„Europa kann sich nicht aus der Sicherheit verabschieden“
Zum Auftakt der Münchner Sicherheitskonferenz variiert NATO-Generalsekretär Anders Fogh Rasmussen ein Thema, das nicht ganz neu ist – aber ein Dauerbrenner: Die abnehmende Bereitschaft vor der europäischen Staaten, für ihre Sicherheits- und Verteidigungsausgaben zu zahlen.
(Kernsätze seiner Rede hat sein fleißiges Büro getwittert, wie diesen: Europe simply cannot afford to get out of the security business.)
Rasmussen hat, wieder mal, den Europäern kräftig die Leviten gelesen. Früher hätten die USA etwa die Hälfte aller Verteidigungsausgaben in der Nato getragen, inzwischen seien es eher 75 Prozent, mit steigender Tendenz trotz der jüngst angekündigten Kürzungen. Die Europäer richteten sich offensichtlich in einer Arbeitsteilung ein, in der die EU für humanitäre Bemühungen und soft power zuständig sei, die NATO dagegen für hard power: Das finde ich bestenfalls naiv, schlimmstenfalls gefährlich.

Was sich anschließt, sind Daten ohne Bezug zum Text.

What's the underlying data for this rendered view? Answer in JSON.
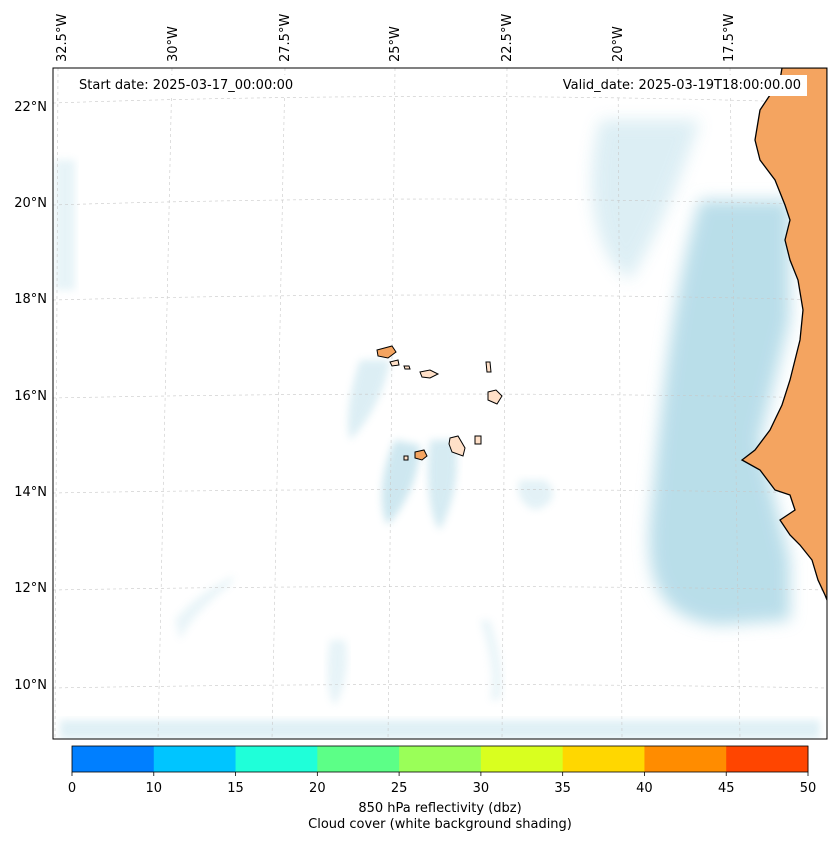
{
  "header": {
    "start_date": "Start date: 2025-03-17_00:00:00",
    "valid_date": "Valid_date: 2025-03-19T18:00:00.00"
  },
  "map": {
    "lon_labels": [
      "32.5°W",
      "30°W",
      "27.5°W",
      "25°W",
      "22.5°W",
      "20°W",
      "17.5°W"
    ],
    "lat_labels": [
      "22°N",
      "20°N",
      "18°N",
      "16°N",
      "14°N",
      "12°N",
      "10°N"
    ],
    "colors": {
      "land_africa": "#f4a460",
      "land_islands": "#ffe0c8",
      "coastline": "#000000",
      "cloud_shading": "#add8e6",
      "gridline": "#c8c8c8"
    }
  },
  "colorbar": {
    "ticks": [
      "0",
      "10",
      "15",
      "20",
      "25",
      "30",
      "35",
      "40",
      "45",
      "50"
    ],
    "colors": [
      "#007fff",
      "#00c5ff",
      "#1fffd9",
      "#5cff87",
      "#9aff58",
      "#d9ff1f",
      "#ffd700",
      "#ff8c00",
      "#ff4500"
    ],
    "label_line1": "850 hPa reflectivity (dbz)",
    "label_line2": "Cloud cover (white background shading)"
  }
}
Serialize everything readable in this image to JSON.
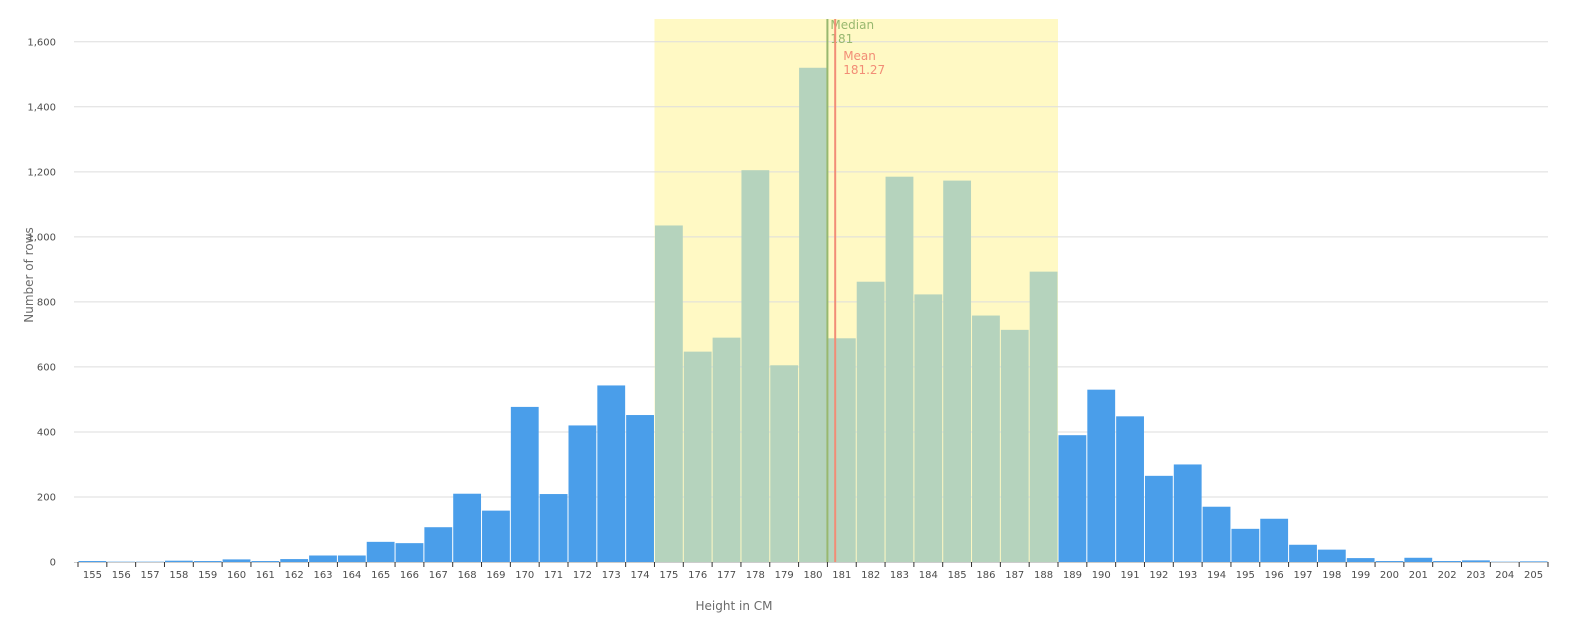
{
  "chart_data": {
    "type": "bar",
    "title": "",
    "xlabel": "Height in CM",
    "ylabel": "Number of rows",
    "ylim": [
      0,
      1670
    ],
    "yticks": [
      0,
      200,
      400,
      600,
      800,
      1000,
      1200,
      1400,
      1600
    ],
    "ytick_labels": [
      "0",
      "200",
      "400",
      "600",
      "800",
      "1,000",
      "1,200",
      "1,400",
      "1,600"
    ],
    "categories": [
      "155",
      "156",
      "157",
      "158",
      "159",
      "160",
      "161",
      "162",
      "163",
      "164",
      "165",
      "166",
      "167",
      "168",
      "169",
      "170",
      "171",
      "172",
      "173",
      "174",
      "175",
      "176",
      "177",
      "178",
      "179",
      "180",
      "181",
      "182",
      "183",
      "184",
      "185",
      "186",
      "187",
      "188",
      "189",
      "190",
      "191",
      "192",
      "193",
      "194",
      "195",
      "196",
      "197",
      "198",
      "199",
      "200",
      "201",
      "202",
      "203",
      "204",
      "205"
    ],
    "values": [
      3,
      1,
      1,
      4,
      3,
      8,
      3,
      9,
      20,
      20,
      62,
      58,
      107,
      210,
      158,
      477,
      209,
      420,
      543,
      452,
      1035,
      647,
      690,
      1205,
      605,
      1520,
      688,
      862,
      1185,
      823,
      1173,
      758,
      714,
      893,
      390,
      530,
      448,
      265,
      300,
      170,
      102,
      133,
      53,
      38,
      12,
      3,
      13,
      3,
      5,
      1,
      2
    ],
    "grid": true,
    "colors": {
      "bar": "#4a9eea",
      "highlight_bar": "#b5d3bd",
      "highlight_band": "#fff9c4",
      "median_line": "#98b86f",
      "mean_line": "#f28d76",
      "gridline": "#dddddd"
    },
    "highlight_range": [
      "175",
      "188"
    ],
    "markers": [
      {
        "name": "Median",
        "value": 181,
        "label": "181",
        "line_position": 180.5,
        "color": "#98b86f"
      },
      {
        "name": "Mean",
        "value": 181.27,
        "label": "181.27",
        "line_position": 180.77,
        "color": "#f28d76"
      }
    ]
  }
}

Der NATO-Generalsekretär ließ auch kaum einen Zweifel daran, dass er die Europäer für ein bisschen schlafmützig hält angesichts neuer Bedrohungen, die sich zum Beispiel aus den dramatischen Veränderungen in Nordafrika ergäben: Da sind tektonische Platten in Bewegung. Seine aus seiner Sicht klare Schlussfolgerung: Warum um alles in der Welt sollte Europa beschließen, weniger in Verteidigung zu investieren?
Für die Diskussion über diesen Ansatz war dann leider relativ wenig Zeit, also steht Rasmussens Schelte erst mal für sich. Wer reinhören möchte – hier ein (recht ausführlicher) Auszug:
(Direktlink: http://audioboo.fm/boos/270174-msc-nato-sg-rasmussen-04-02-2011)
(Stelle gerade fest, hätte mal lieber den Redebeitrag des britischen Außenministers William Hague hier mitschneiden sollen – der lieferte nämlich nicht, wie es im Programm stand, einen Kommentar zu Rasmussen und seinem Vorredner Karl-Theodor zu Guttenberg, sondern eine Rede zum Thema Cyberwar. Dabei ist das Thema doch erst morgen auf der Tagesordnung… ich schaue mal, ob ich seine Rede irgendwo im Wortlaut finde.)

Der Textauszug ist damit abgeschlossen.